Roberto, appassionato di religioni e filosofie orientali, un esploratore un po’ alla Bruce Chatwin, compra soltanto quello che gli piace di pancia. La sua prima installazione, che ne sta lì all’ingresso, è già un invito a riflettere. I ritratti dei dittatori africani del passato, non troppo remoto, sono tatuati sui popolari djembés, i tradizionali tamburi a mano, così come il loro operato è rimasto “tatuato” nel dna dei paesi che hanno ridotto a brandelli. L’artista Dimitri Fagbohoun, originario del Camerun, li prende simbolicamente a schiaffi mentre tambureggia. Formano un unicum e Spada ha comprato in blocco la serie “Autoportraits” dell’associazione Khoj Portfoglio alla quale aderiscono 40 giovani creativi indiani con il vincolo che l’opera non può essere smembrata. Dando così un notevole supporto alla creatività made in New Delhi e l’opportunità di farli notare. Spada non colleziona perché è di moda, lui fa mecenatismo sociale, ogni sua opera lascia un segno. Come nella serie “Rock Paper Scissors” dove Jinoos Taghizadeh, artista iraniana, ricostruisce attraverso l’uso di ologrammi la storia della Rivoluzione Islamica del 1979. O come nel “Buddha Melted” dell’artista milanese Marco Basta. L’opera è nata visitando il museo Hiroshima Peace Memorial che metteva in luce gli effetti dell’esplosione della bomba atomica non solo sulle persone, ma anche sugli oggetti. Tra questi c’era proprio un Buddha che sembrava liquefatto, fuso. L’emergenza alta e bassa marea è rappresentata dalle 279 fotografie scattate da Maria Morganti a Venezia nell’arco di un anno, in un punto ben preciso del canale.

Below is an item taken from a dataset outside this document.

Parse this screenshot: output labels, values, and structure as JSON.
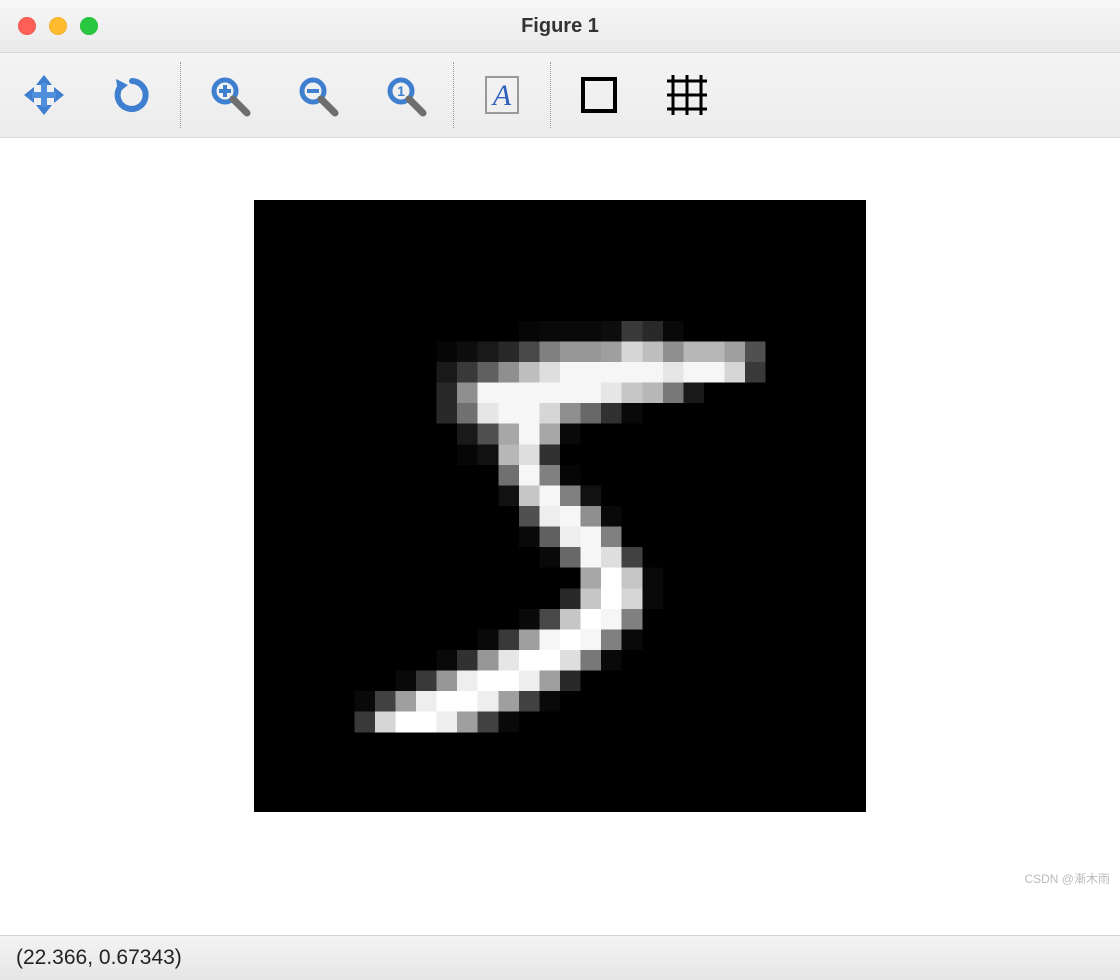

L’ultima performance del cinese Li Wei lancia un messaggio inequivocabile: dopo l’11 settembre nessuno è più davvero al sicuro in nessuna metropoli del mondo. Da qui il titolo “Secure for now“, cioè siamo sicuri fino al prossimo attacco. La strategia del terrore ha modificato la nostra percezione. E così se osservato frontalmente il bambino sembra candido, capelli biondi e occhioni azzurri. In realtà dietro la schiena stringe con una mano una granata e con l’altra il detonatore. Pronto a farla esplodere. Ci sentiamo davvero sicuri e per quanto? Mi distoglie dal pensiero attanagliante il gozzovigliare dei presenti. E’ servito il risotto stellato. Lo ha mantecato Cracco da Melbourne dove sta per aprire un ristò. Ha volato, naturalmente, su Singapore Airlines dove il menù porta la firma della premiata ditta C&C (Carlo Cracco). Sui treni ad alta velocità si mangia Cracco, presta la faccia alle patatine in busta (quanto di più lontano si può essere dalla visione di un chef). C&C (Carlo e Camilla in Segheria) va alla grande e a ottobre aprirà in Galleria Vittorio Emanuele con la stuzzicante consulenza di Alessandro Ruggle, master in scienze gastronomiche: all’incirca 1000 metri quadrati (quanto di più lontano si può essere dalla visione di un ricercato slow food). Cracco non disegna ancora materassi che favoriscono la digestione ma si sta attrezzando anche su questo.